[R] How do I get my IT department to "bless" R?

Murray Cooper myrmail at earthlink.net
Mon Feb 2 04:29:58 CET 2009

I was about to post a similar reply.
Stavros's reply was very eloquent and should be taken to heart!

Murray M Cooper, Ph.D.
Richland Statistics
9800 N 24th St
Richland, MI, USA 49083
Mail: richstat at earthlink.net

----- Original Message ----- 
From: "Stavros Macrakis" <macrakis at alum.mit.edu>
To: <r-help at r-project.org>
Sent: Sunday, February 01, 2009 6:11 PM
Subject: Re: [R] How do I get my IT department to "bless" R?

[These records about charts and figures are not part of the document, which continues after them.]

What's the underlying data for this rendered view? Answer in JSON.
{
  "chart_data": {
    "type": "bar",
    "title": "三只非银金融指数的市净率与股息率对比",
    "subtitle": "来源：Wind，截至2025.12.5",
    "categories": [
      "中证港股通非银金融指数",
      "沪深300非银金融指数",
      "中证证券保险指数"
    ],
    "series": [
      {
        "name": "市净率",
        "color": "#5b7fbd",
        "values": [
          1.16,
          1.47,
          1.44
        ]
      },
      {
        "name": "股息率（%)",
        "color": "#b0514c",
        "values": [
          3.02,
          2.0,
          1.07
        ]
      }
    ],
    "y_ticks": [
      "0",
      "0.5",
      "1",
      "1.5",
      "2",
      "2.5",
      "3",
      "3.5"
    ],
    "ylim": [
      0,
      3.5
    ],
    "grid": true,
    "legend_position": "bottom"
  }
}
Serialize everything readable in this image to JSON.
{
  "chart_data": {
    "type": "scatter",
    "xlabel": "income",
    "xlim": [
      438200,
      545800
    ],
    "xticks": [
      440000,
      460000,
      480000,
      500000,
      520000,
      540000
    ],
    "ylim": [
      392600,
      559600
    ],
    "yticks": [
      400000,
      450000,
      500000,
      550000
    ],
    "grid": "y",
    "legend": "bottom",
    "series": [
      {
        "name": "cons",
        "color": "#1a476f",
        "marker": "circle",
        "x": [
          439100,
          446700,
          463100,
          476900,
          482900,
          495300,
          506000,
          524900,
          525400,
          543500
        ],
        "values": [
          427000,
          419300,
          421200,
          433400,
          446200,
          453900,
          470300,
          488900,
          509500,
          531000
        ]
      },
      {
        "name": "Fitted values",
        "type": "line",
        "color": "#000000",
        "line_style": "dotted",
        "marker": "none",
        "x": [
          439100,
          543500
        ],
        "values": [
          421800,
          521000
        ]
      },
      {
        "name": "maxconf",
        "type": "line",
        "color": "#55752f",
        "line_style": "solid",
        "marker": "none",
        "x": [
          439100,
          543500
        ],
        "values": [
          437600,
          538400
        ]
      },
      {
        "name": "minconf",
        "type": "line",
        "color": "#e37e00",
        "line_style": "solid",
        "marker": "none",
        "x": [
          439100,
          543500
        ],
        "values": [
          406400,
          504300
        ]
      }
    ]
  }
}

> Though there are certainly some *ir*rational reasons for IT
> departments' behavior, there are also many rational reasons that IT
> departments try to control the software running in their
> organizations.
> Condescendingly assuming that the IT department is run by idiots whose
> decisions are ruled by emotional attachments (as one correspondent
> suggested), or that they are irrationally prejudiced against free/open
> source, and that it is obvious and irrefutable that you know better
> than them (as was implied by some correspondents), may make you feel
> better, but probably won't help much.
> It also won't help much if you don't explain clearly and calmly *why*
> exactly you need to use R for your work.  You can use many kinds of
> arguments, including technical (functionality, efficiency, capacity),
> economic (no license fees), scientific-community (widely used in the
> statistics community), and so on.
> It *will* help to think a bit about some of the concerns that the IT
> department may have. Many of these concerns apply both to free/open
> software and to commercial software:
> 1) Security. They probably don't want you to install software which
> risks exposing company data to the outside world either intentionally
> or unintentionally.  For example, they probably don't want you to run
> code that mirrors your disk drive on an external server, even if it
> claims to be secured cryptographically etc.  Some companies will be
> more careful, wanting to vet any software that can open a TCP
> connection (which most non-trivial software systems, including both
> Excel and R, can).
> 2) Protection against malware (also a security issue). Some software
> which appears innocuous may contain a variety of malware.  I'm pretty
> sure that R+CRAN is free of malware, but I don't know what measures
> are taken to ensure that.
> 3) Support and maintenance. Not only do they not want to be in a
> situation where they're asked to support software they don't know,
> they certainly don't want to be responsible for bad *interactions*
> between your add-on software and the standard software.
> 4) Licensing.  Besides the question of proper use of commercial
> licenses, some licenses (notably GPL) have "contagion" clauses which
> affect other software which is linked to them.  Though this doesn't
> affect the vast majority of users of R (because they neither modify R
> nor redistribute it), your company's legal department will probably
> want to know what's going on.
> 5) Interoperability, maintainability, and continuity.  What happens
> when the user of a particular non-supported software package leaves
> the company or takes a vacation?  Who is going to take over the work
> he was doing?  If s/he's developed programs/scripts on a non-standard
> infrastructure to solve business problems, do the solutions leave as
> soon as he's out of the building?
> Even if the IT department *is* behaving irrationally, responding
> irrationally yourself probably won't help your cause.